Una necessità degli adulti, che per suo tramite mantengono se stessi e la famiglia, il lavoro è diventato troppe volte luogo di morte. Quindici vittime in tre giorni a fine settembre: un numero che interroga e sprona a prendere coscienza di quel che non va. Anche perché tutto il 2021 sta presentando un conto inaccettabile di vite umane.
Nei primi nove mesi dell’anno, infatti, i morti hanno toccato quota 1.132: 544 sul posto di lavoro, il resto in itinere.
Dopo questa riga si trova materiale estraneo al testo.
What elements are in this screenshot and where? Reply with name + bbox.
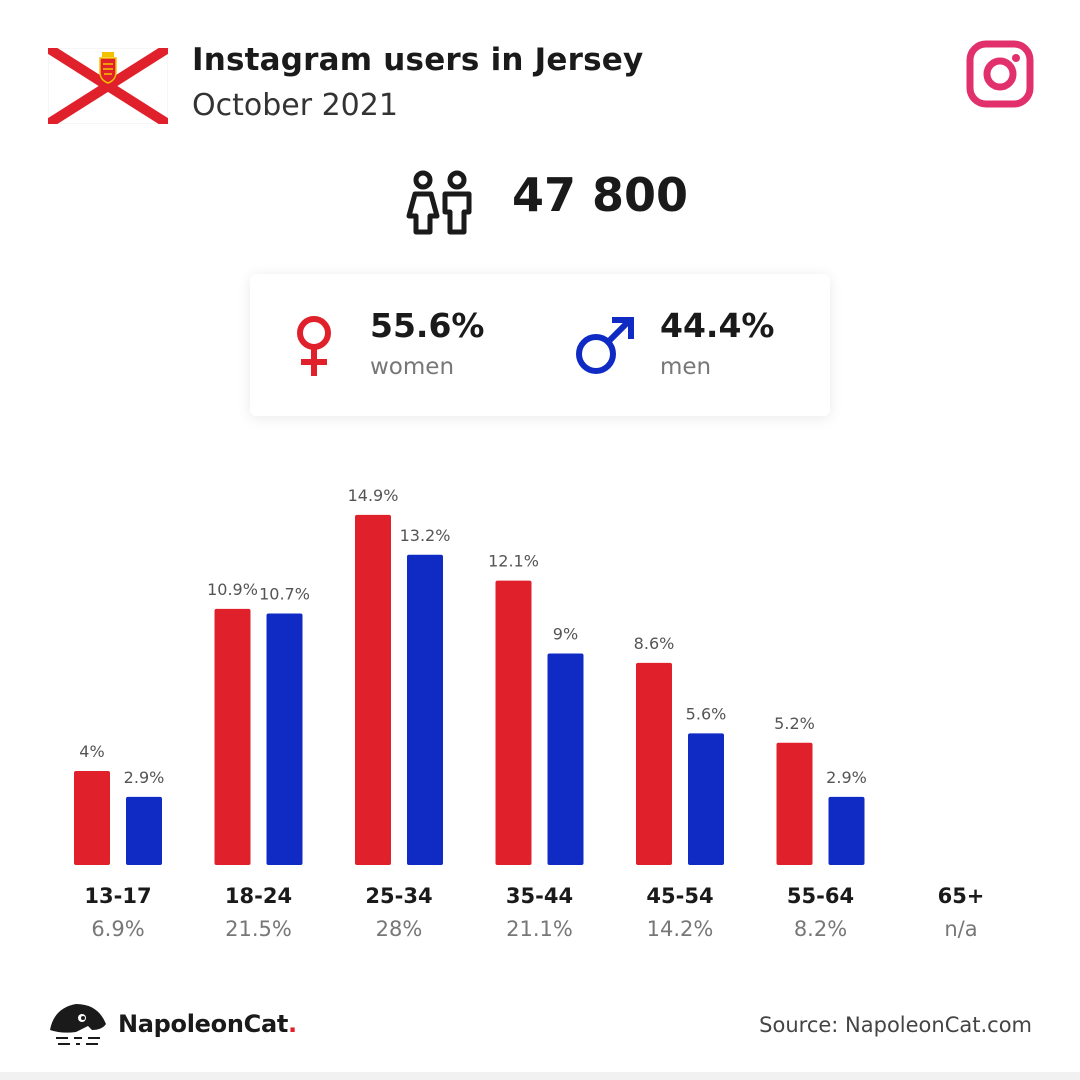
bar-women-45-54 xyxy=(636,662,672,865)
data-label-men-35-44: 9% xyxy=(553,625,578,644)
bottom-strip xyxy=(0,1072,1080,1080)
bar-women-55-64 xyxy=(776,742,813,865)
source-credit: Source: NapoleonCat.com xyxy=(759,1013,1032,1037)
data-label-men-25-34: 13.2% xyxy=(400,526,451,545)
data-label-men-45-54: 5.6% xyxy=(686,704,727,723)
bar-men-45-54 xyxy=(688,733,724,865)
total-users: 47 800 xyxy=(512,168,689,222)
gender-card xyxy=(250,274,830,416)
age-group-total: 21.1% xyxy=(506,917,573,941)
male-symbol-icon xyxy=(576,317,634,374)
data-label-women-35-44: 12.1% xyxy=(488,552,539,571)
female-symbol-icon xyxy=(297,316,331,376)
age-group-label: 35-44 xyxy=(505,884,574,908)
data-label-women-13-17: 4% xyxy=(79,742,104,761)
data-label-women-55-64: 5.2% xyxy=(774,714,815,733)
women-percentage: 55.6% xyxy=(370,306,485,345)
age-group-total: 8.2% xyxy=(793,917,848,941)
brand-name: NapoleonCat. xyxy=(118,1010,297,1038)
bar-women-13-17 xyxy=(74,771,110,865)
instagram-icon xyxy=(966,40,1034,108)
page-title: Instagram users in Jersey xyxy=(192,42,644,78)
age-group-label: 25-34 xyxy=(365,884,433,908)
age-group-label: 55-64 xyxy=(786,884,855,908)
age-group-total: n/a xyxy=(944,917,978,941)
bar-women-35-44 xyxy=(495,580,532,865)
page-subtitle: October 2021 xyxy=(192,88,398,123)
bar-women-18-24 xyxy=(214,608,251,865)
people-icon xyxy=(406,170,472,235)
data-label-women-18-24: 10.9% xyxy=(207,580,258,599)
bar-men-18-24 xyxy=(266,613,303,865)
jersey-flag-icon xyxy=(48,48,168,124)
data-label-men-18-24: 10.7% xyxy=(259,585,310,604)
age-group-total: 14.2% xyxy=(646,917,714,941)
age-group-total: 21.5% xyxy=(225,917,292,941)
napoleoncat-logo-icon xyxy=(50,1004,106,1045)
bar-men-25-34 xyxy=(407,554,443,865)
bar-men-55-64 xyxy=(828,796,865,865)
bar-men-13-17 xyxy=(126,796,162,865)
bar-men-35-44 xyxy=(547,653,584,865)
brand-dot: . xyxy=(288,1010,297,1038)
men-percentage: 44.4% xyxy=(660,306,775,345)
age-group-label: 65+ xyxy=(937,884,985,908)
age-bar-chart: 4% 2.9% 10.9% 10.7% 14.9% 13.2% 12.1% 9% 8.6% 5.6… xyxy=(74,486,867,865)
data-label-men-13-17: 2.9% xyxy=(124,768,165,787)
age-group-label: 45-54 xyxy=(646,884,714,908)
age-group-total: 6.9% xyxy=(91,917,145,941)
age-group-label: 18-24 xyxy=(224,884,293,908)
age-group-total: 28% xyxy=(375,917,423,941)
data-label-men-55-64: 2.9% xyxy=(826,768,867,787)
data-label-women-25-34: 14.9% xyxy=(348,486,399,505)
age-group-label: 13-17 xyxy=(84,884,152,908)
women-label: women xyxy=(370,354,455,380)
data-label-women-45-54: 8.6% xyxy=(634,634,675,653)
men-label: men xyxy=(660,354,712,380)
bar-women-25-34 xyxy=(355,514,391,865)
Vi si sommano 137 agricoltori morti schiacciati dal trattore, mentre non entrano in questa tristissima contabilità i morti per covid contratto sul posto di lavoro: dal primo gennaio al 30 settembre 90 medici (360 dall’inizio della pandemia) e un’ottantina di infermieri, anzi infermiere, perché se circa il 90% dei caduti sul lavoro sono uomini, nel caso degli infermieri si tratta per il 70% di donne.
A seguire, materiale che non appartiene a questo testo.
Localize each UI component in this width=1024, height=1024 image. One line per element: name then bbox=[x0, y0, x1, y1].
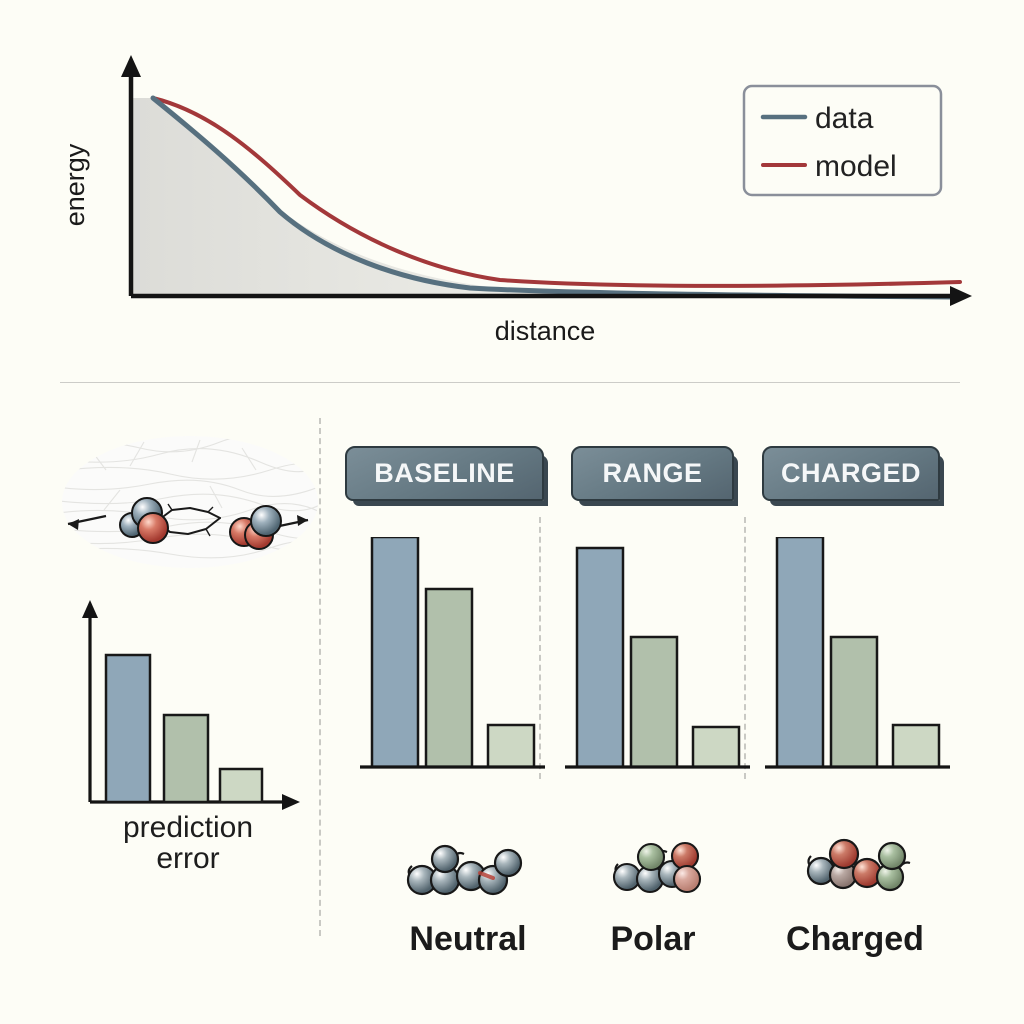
svg-text:prediction: prediction bbox=[123, 811, 253, 844]
svg-text:distance: distance bbox=[495, 316, 596, 340]
svg-text:model: model bbox=[815, 150, 897, 183]
svg-text:Neutral: Neutral bbox=[409, 920, 526, 958]
svg-text:error: error bbox=[156, 842, 219, 875]
svg-text:data: data bbox=[815, 102, 874, 135]
svg-text:Charged: Charged bbox=[786, 920, 924, 958]
svg-text:Polar: Polar bbox=[610, 920, 695, 958]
Oltre mille e cento vittime in 9 mesi è una cifra enorme: ben oltre la media annuale italiana che si attesta attorno alle mille, quasi tre al giorno (2,74).
Sono questi i numeri resi noti dall’Osservatorio indipendente di Bologna. Qualche prima pagina, poi di solito il silenzio eterno di chi – suo malgrado – non c’è più cala in fretta sul breve fragore della cronaca. Un silenzio col quale dovranno giocoforza convivere vedove, orfani, genitori anziani rimasti soli, amici e colleghi.
È sempre arduo dall’esterno sapere e comprendere: gli incidenti hanno tante e diverse cause.
A volte sono fatalità, altre sviste, altre ancora sono causati da non adeguate preparazioni per mansioni pericolose o da carenti o insufficienti protezioni. Ci sono stati anche casi in cui i dispositivi di sicurezza erano stati rimossi perché creavano problemi o rallentavano il ritmo della produzione.
Il lavoro non è una guerra. Eppure, come in una guerra, ogni giorno elenca le sue vittime alle quali si aggiungono i tanti casi di invalidità temporanee (in media 600mila l’anno) o permanenti (30mila). Il Premier Draghi ha avuto toni fermi, parlando di una situazione che “assume sempre più i contorni di una strage” e ricordando per nome le ultime vittime. Un gesto attento al quale ha mostrato di voler dare pronto seguito sia attraverso “pene più severe e più immediate” sia andando a creare collaborazione tra lavoratori e industria per l’individuazione precoce delle debolezze interne alle aziende.
Propositi già condivisi con i sindacati e rimarcati dal Ministro del lavoro, Orlando, che ha parlato di “nuovi strumenti” che verranno grazie ai fondi del Piano nazionale di rinascita e resilienza, della assunzione di 1.200 ispettori e di una prossima convocazione dei presidenti delle regioni.
Un’agenda ricca e tutta da realizzare che deve confrontarsi con la quotidianità dei ritmi vorticosi di lavoro, delle stanchezze, delle sviste, dei neo assunti non sempre adeguatamente istruiti alla mansione richiesta. Perché “Lavorare stanca” – diceva Cesare Pavese – ma uccidere no, quello il lavoro non dovrebbe farlo mai.